Upgrading Our Solar PV System

We have had a 2150 watt grid tied solar PV system since 2009 and it has performed well. Lots of detail on the old system here...

We decided to bump up the size of the system to 5000 watts and at he same time make some upgrades to the system.

The reasons we decided to do this ...

  • The old 2150 watt system was falling short of our monthly usage.
  • Enphase is offering an attractive upgrade to their newest design microinverters for customers with older inverters.
  • Montana is in the process of changing the net metering rules with existing systems being grandfathered in under the existing rules.
  • We would like to have a system large enough to meet our needs and also to provide at least part of the juice for a future plug in hybrid.
  • We want to take advantage of the 30% federal tax credit while its still in effect.
  • The price of solar has fallen significantly making the economic payoff much more attractive.

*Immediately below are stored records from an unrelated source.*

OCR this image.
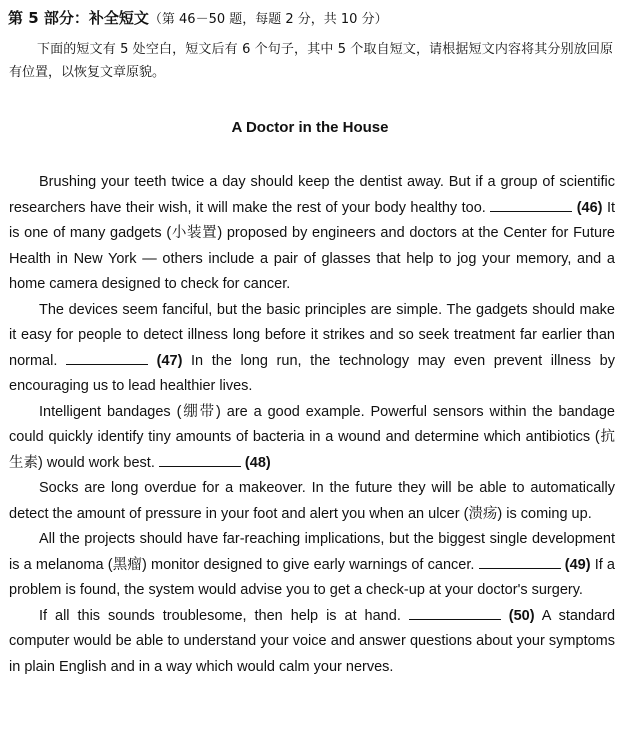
第 5 部分：补全短文（第 46－50 题，每题 2 分，共 10 分）
下面的短文有 5 处空白，短文后有 6 个句子，其中 5 个取自短文，请根据短文内容将其分别放回原有位置，以恢复文章原貌。
A Doctor in the House

Brushing your teeth twice a day should keep the dentist away. But if a group of scientific researchers have their wish, it will make the rest of your body healthy too.	(46) It is one of many gadgets (小装置) proposed by engineers and doctors at the Center for Future Health in New York — others include a pair of glasses that help to jog your memory, and a home camera designed to check for cancer.

The devices seem fanciful, but the basic principles are simple. The gadgets should make it easy for people to detect illness long before it strikes and so seek treatment far earlier than normal.	(47) In the long run, the technology may even prevent illness by encouraging us to lead healthier lives.

Intelligent bandages (绷带) are a good example. Powerful sensors within the bandage could quickly identify tiny amounts of bacteria in a wound and determine which antibiotics (抗生素) would work best.	(48)

Socks are long overdue for a makeover. In the future they will be able to automatically detect the amount of pressure in your foot and alert you when an ulcer (溃疡) is coming up.

All the projects should have far-reaching implications, but the biggest single development is a melanoma (黑瘤) monitor designed to give early warnings of cancer.	(49) If a problem is found, the system would advise you to get a check-up at your doctor's surgery.

If all this sounds troublesome, then help is at hand.	(50) A standard computer would be able to understand your voice and answer questions about your symptoms in plain English and in a way which would calm your nerves.
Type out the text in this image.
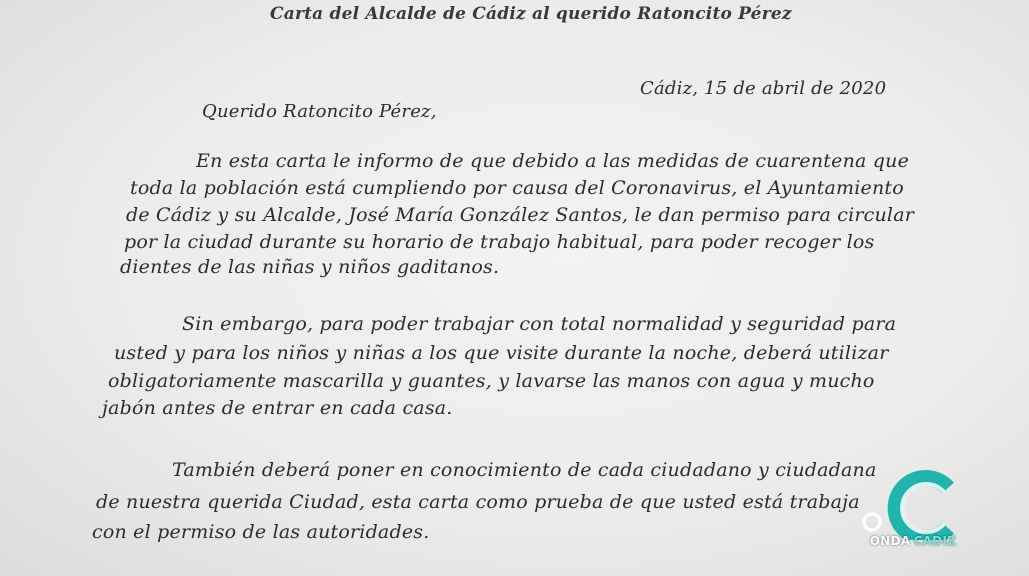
Carta del Alcalde de Cádiz al querido Ratoncito Pérez
Cádiz, 15 de abril de 2020
Querido Ratoncito Pérez,
En esta carta le informo de que debido a las medidas de cuarentena que
toda la población está cumpliendo por causa del Coronavirus, el Ayuntamiento
de Cádiz y su Alcalde, José María González Santos, le dan permiso para circular
por la ciudad durante su horario de trabajo habitual, para poder recoger los
dientes de las niñas y niños gaditanos.
Sin embargo, para poder trabajar con total normalidad y seguridad para
usted y para los niños y niñas a los que visite durante la noche, deberá utilizar
obligatoriamente mascarilla y guantes, y lavarse las manos con agua y mucho
jabón antes de entrar en cada casa.
También deberá poner en conocimiento de cada ciudadano y ciudadana
de nuestra querida Ciudad, esta carta como prueba de que usted está trabaja
con el permiso de las autoridades.	ONDA CÁDIZ
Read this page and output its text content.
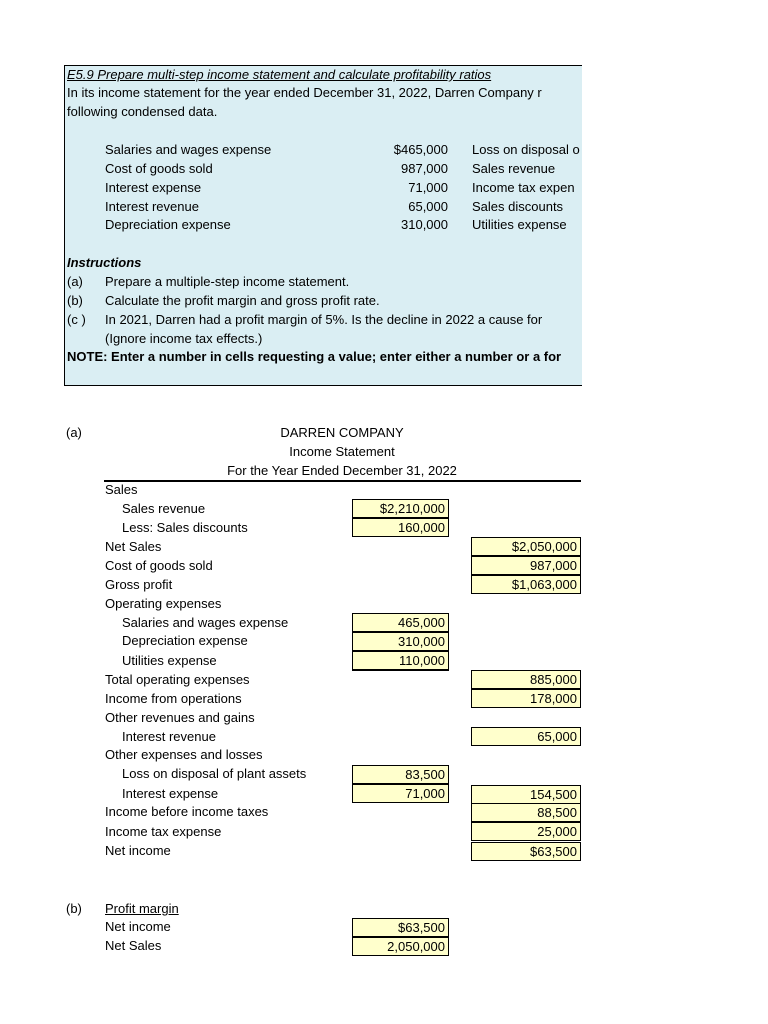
E5.9 Prepare multi-step income statement and calculate profitability ratios
In its income statement for the year ended December 31, 2022, Darren Company r
following condensed data.
Salaries and wages expense	$465,000 Loss on disposal o
Cost of goods sold	987,000 Sales revenue
Interest expense	71,000 Income tax expen
Interest revenue	65,000 Sales discounts
Depreciation expense	310,000 Utilities expense
Instructions
(a) Prepare a multiple-step income statement.
(b) Calculate the profit margin and gross profit rate.
(c ) In 2021, Darren had a profit margin of 5%. Is the decline in 2022 a cause for
(Ignore income tax effects.)
NOTE: Enter a number in cells requesting a value; enter either a number or a for
(a)	DARREN COMPANY
Income Statement
For the Year Ended December 31, 2022
Sales
Sales revenue	$2,210,000
Less: Sales discounts	160,000
Net Sales	$2,050,000
Cost of goods sold	987,000
Gross profit	$1,063,000
Operating expenses
Salaries and wages expense	465,000
Depreciation expense	310,000
Utilities expense	110,000
Total operating expenses	885,000
Income from operations	178,000
Other revenues and gains
Interest revenue	65,000
Other expenses and losses
Loss on disposal of plant assets	83,500
Interest expense	71,000	154,500
Income before income taxes	88,500
Income tax expense	25,000
Net income	$63,500
(b) Profit margin
Net income	$63,500
Net Sales	2,050,000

The old system consisted of ten panels mounted on the ground in a single row-- the new system just adds another nearly identical row of ten panels to the south of the current row and located just far enough away that the new panels don't shadow the existing panels. The old panels are 215 watts each while the new panels (which are the same size) are 285 watts each.

This page covers what was involved in the upgrade and expansion.


Enphase Legacy System Upgrade Offer

Enphase has an offer out to allow owners of older system to upgrade to the latest IQ7microinverter at a discount. The upgrade includes replacement microinverters, new cabling, and a new Envoy unit. Total cost for our existing 10 miro inverter system was $675. For our 10 micro inverter system this would be close to $2000 at retail, so a pretty good discount.

Our old system was working fine, and still had years of warranty left. But, the fact that they were offering the upgrade made me a little uneasy about the long term durability of the older micro inverters.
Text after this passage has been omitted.